Gateway Profile Helpers
Use the gateway profile helpers when a Node route should behave like a
first-party gateway endpoint for browser kind: 'gateway' clients. The helpers
decode model, prompt, messages, input, and snake_case generation
options, then format JSON or SSE responses.
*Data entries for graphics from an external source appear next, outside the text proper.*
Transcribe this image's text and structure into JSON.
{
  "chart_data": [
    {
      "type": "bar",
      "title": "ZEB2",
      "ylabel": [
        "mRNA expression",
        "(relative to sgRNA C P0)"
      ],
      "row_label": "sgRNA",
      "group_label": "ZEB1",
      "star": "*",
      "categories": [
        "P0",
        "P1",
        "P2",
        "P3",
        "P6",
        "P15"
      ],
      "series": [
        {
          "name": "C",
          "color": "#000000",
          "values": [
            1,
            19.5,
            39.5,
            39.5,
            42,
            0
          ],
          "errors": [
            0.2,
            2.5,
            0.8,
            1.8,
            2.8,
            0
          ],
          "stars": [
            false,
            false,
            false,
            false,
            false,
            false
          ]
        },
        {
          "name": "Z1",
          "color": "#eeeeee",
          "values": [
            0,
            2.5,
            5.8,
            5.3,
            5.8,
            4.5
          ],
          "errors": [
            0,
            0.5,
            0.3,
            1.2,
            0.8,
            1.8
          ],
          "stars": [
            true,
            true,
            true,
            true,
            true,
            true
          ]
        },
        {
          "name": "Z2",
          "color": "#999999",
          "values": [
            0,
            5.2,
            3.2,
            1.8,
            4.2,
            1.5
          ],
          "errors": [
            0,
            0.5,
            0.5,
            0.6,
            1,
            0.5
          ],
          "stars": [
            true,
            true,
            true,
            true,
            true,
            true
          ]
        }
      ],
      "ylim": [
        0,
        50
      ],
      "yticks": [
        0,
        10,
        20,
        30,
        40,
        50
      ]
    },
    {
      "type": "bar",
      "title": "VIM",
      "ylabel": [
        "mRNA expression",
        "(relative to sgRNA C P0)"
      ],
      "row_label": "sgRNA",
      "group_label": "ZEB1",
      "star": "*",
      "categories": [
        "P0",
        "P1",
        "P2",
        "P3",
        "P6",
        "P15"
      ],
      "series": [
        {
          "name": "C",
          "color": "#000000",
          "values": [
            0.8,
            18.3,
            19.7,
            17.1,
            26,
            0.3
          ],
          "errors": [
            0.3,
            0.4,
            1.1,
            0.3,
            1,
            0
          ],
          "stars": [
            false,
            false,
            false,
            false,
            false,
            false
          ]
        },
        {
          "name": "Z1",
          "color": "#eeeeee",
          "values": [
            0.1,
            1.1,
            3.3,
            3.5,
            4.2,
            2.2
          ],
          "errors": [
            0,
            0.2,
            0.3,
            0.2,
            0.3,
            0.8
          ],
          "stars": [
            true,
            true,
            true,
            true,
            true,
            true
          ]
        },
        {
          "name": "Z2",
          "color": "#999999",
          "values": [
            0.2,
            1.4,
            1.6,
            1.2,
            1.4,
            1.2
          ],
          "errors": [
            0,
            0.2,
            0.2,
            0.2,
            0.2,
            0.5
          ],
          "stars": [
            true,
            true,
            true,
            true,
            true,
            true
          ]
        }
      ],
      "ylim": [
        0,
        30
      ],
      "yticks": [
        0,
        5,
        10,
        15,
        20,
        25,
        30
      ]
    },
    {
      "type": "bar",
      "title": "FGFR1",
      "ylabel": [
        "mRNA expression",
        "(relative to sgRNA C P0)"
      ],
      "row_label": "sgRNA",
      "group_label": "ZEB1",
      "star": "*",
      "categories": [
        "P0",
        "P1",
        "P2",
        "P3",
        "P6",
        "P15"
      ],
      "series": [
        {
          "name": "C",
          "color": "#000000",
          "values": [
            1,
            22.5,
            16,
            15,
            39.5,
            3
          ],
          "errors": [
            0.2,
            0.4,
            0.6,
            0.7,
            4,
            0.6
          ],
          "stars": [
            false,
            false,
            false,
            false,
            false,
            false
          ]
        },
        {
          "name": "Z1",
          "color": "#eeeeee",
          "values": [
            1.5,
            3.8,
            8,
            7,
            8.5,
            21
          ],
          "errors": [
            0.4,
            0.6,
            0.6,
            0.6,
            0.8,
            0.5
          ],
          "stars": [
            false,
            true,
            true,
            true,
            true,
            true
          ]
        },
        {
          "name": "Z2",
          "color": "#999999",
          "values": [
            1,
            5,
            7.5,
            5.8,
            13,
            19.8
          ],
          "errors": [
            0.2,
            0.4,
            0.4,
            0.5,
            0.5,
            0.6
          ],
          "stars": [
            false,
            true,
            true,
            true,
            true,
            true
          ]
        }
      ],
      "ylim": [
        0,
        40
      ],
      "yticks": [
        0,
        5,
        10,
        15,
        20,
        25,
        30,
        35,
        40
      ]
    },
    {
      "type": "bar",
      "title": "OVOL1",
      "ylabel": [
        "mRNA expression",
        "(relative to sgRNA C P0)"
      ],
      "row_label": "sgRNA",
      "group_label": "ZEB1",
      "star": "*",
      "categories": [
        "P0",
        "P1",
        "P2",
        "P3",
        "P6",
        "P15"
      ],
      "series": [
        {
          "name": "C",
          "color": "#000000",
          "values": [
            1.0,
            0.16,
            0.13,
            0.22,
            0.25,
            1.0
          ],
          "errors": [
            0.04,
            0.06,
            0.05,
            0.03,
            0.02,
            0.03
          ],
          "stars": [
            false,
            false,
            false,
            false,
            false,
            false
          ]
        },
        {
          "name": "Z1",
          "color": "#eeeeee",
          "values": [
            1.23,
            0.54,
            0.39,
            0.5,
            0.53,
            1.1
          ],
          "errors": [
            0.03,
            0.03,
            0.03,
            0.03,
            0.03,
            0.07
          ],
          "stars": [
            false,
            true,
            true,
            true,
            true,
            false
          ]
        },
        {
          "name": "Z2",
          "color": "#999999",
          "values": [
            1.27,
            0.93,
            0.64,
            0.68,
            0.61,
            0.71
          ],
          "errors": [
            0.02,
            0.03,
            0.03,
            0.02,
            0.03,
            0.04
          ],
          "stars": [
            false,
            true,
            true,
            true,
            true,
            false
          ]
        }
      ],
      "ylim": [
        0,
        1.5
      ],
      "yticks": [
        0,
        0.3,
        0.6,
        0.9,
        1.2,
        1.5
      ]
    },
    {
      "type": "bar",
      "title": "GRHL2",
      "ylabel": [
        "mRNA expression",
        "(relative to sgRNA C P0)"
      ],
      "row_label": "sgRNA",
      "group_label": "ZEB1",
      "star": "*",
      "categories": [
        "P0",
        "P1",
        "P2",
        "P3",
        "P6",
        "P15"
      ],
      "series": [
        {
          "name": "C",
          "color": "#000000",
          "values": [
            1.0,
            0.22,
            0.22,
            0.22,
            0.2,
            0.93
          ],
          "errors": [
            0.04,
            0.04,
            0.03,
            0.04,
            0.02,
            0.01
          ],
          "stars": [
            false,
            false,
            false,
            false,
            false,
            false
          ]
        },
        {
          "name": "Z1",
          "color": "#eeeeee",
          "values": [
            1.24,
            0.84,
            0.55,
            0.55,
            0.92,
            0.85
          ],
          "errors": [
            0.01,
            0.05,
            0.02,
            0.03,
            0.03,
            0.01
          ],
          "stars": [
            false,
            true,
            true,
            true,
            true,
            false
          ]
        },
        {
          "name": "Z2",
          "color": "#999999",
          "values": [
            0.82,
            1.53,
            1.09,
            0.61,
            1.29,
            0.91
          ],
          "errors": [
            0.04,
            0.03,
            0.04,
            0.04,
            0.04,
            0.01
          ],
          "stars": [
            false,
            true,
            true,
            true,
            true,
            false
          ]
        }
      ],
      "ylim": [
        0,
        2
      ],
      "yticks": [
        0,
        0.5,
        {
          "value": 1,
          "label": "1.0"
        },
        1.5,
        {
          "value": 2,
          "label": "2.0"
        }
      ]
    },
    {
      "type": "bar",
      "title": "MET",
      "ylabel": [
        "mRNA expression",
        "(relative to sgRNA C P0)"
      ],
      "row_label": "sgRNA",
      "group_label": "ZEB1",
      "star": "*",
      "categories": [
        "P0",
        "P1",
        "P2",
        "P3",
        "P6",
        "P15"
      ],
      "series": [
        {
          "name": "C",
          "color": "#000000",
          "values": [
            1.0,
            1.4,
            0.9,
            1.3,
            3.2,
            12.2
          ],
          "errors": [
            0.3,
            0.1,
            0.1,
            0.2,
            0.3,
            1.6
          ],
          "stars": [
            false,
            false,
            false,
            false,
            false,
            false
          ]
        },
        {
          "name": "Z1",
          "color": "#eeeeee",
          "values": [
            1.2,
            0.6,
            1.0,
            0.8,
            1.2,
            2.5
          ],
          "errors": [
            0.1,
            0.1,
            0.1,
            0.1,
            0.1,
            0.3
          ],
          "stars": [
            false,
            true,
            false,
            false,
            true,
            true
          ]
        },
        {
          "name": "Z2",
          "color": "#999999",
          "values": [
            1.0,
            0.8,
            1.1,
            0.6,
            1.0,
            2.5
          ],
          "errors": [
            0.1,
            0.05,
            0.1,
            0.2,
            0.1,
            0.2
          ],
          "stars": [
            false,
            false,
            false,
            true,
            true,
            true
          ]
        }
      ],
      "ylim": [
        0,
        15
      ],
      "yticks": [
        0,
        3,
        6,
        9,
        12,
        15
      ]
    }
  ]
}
The route can execute the decoded
request against a provider, a local endpoint, or a separate gateway.
import {
SippClient,
decodeGatewayQueryBody,
gatewayErrorResponse,
gatewayTextResponseBody,
gatewayTextStreamResponse,
} from '@sipp/sipp-server';
function requiredEnv(name: string): string {
const value = process.env[name];
if (value == null || value === '') {
throw new Error(`${name} is required`);
}
return value;
}
export async function handleQuery(request: Request): Promise<Response> {
try {
const decoded = decodeGatewayQueryBody(await request.json());
const client = new SippClient();
const endpoint = await client.add('provider', {
kind: 'provider',
provider: 'openai',
model: decoded.target,
apiKey: requiredEnv('OPENAI_API_KEY'),
});
const run = client.query({ ...decoded.request, endpoint });
return decoded.stream
? gatewayTextStreamResponse(run)
: Response.json(
gatewayTextResponseBody(decoded.target, await run.response),
);
} catch (error) {
const response = gatewayErrorResponse(error);
return Response.json(response.body, response.init);
}
}
Use decodeGatewayChatBody() and decodeGatewayEmbedBody() for /v1/chat
and /v1/embed compatible routes. Use gatewayEmbeddingResponseBody() for
finite embedding responses.
Framework Routes
Use @sipp/sipp-server in server-only code such as Next.js App Router route
handlers with runtime = 'nodejs', TanStack Start server functions, Express
routes, or background workers. Do not import it from browser bundles.